Par ailleurs, pour réduire le gaspillage alimentaire, qui représente un tiers de la production alimentaire mondiale, Phenix met à disposition sa plateforme numérique et accompagne les enseignes de grande distribution afin que les produits comestibles ne soient plus jetés mais distribués aux en-seignes solidaires.
Pour le grand public, l’intelligence artificielle permet le développement de nouveaux services, comme l’association mets/vins avec l’application de Matcha ou le comptage des calories dans l’assiette avec celle de Foodvisor. Enfin, l’imprimante 3D trouve de nouvelles applications dans le secteur agroalimentaire, comme TriDi Foodies, qui conçoit des pièces uniques en sucre pour l’évènementiel.
DES PROCESS AGRO-INDUSTRIELLES EN MUTATION
L’usine du futur est automatisée pour augmenter la productivité, réduire la pénibilité des tâches et les risques sanitaires, respecter l’environnement en économie circulaire. Le projet DEFI Blé Dur, qui rassemble de manière exemplaire, tous les producteurs français de pâtes et couscous (Alpina Savoie, Heimburger, Panzani, Pastacorp et Tipiak Epicerie ainsi que deux concepteurs de solutions : Etia, Engie Cofely), vise l’amélioration des procédés pour réduire les consommations d’eau et d’énergie, le développement de nouveaux produits et la valorisation des co-produits. Il a donné lieu à l’inauguration en juillet 2019 d’une plateforme expérimentale à l’INRA de Montpellier, au bénéfice des entreprises de toute la filière.
Dans le grand Ouest, cinq start-ups (Energiency, Akajoule, Enerdigit, Entech et Nke-Watteco) ont mis en commun leurs compétences autour de la coentreprise Atlentic, pour développer une chaîne de valeur de technologies et de services dédiés à l’intelligence énergétique pour les industriels.
L’intelligence artificielle de Dataswati permet de prédire la qualité des procédés industriels et de maitriser les risques sanitaires, sans investissement coûteux. Dans ce même objectif, Novolyze propose des kits de germes modèles prêts à l’emploi, permettant de vérifier la sécurité microbiologique des procédés de production alimentaire.

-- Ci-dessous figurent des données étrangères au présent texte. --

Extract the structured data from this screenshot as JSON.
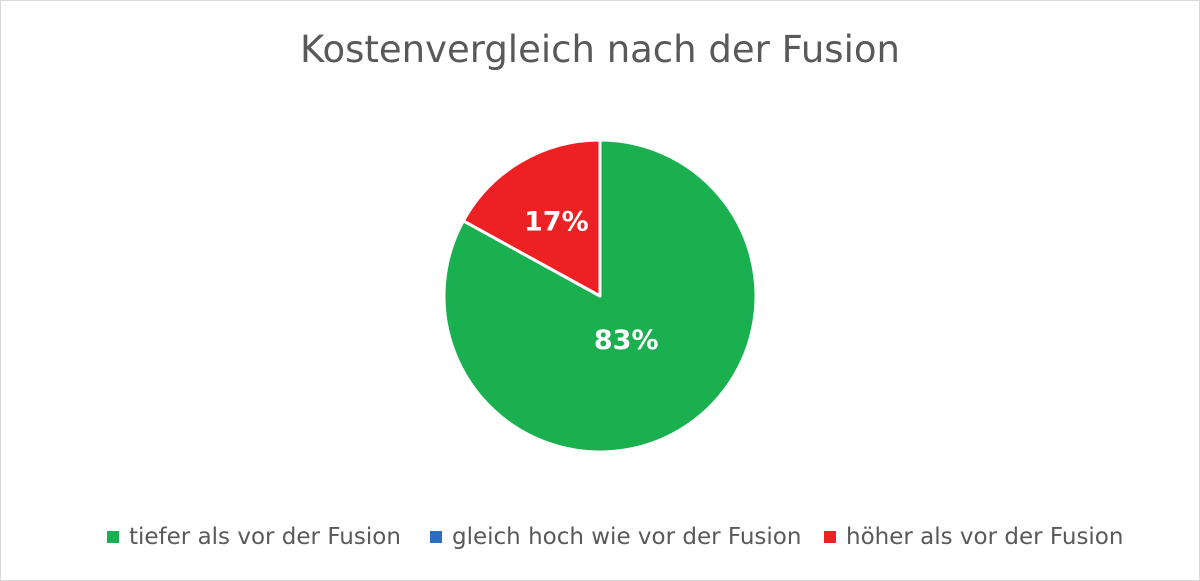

Avec le soutien d’AgroParisTech, Biotraq aide les industriels à optimiser leur Supply Chain du froid en garantissant la qualité sanitaire des produits périssables et limitant ainsi leurs pertes, grâce à des capteurs connectés.
Responsable du secteur agro-alimentaire à la Direction de l’Innovation de Bpifrance, Ariane Voyatzakis est en charge d’animer l’ensemble des actions conduites par Bpifrance en matière d’innovation sur ce secteur. Elle instruit des projets dans le cadre de France 2030 et est responsable des relations avec l’écosystème dans son domaine.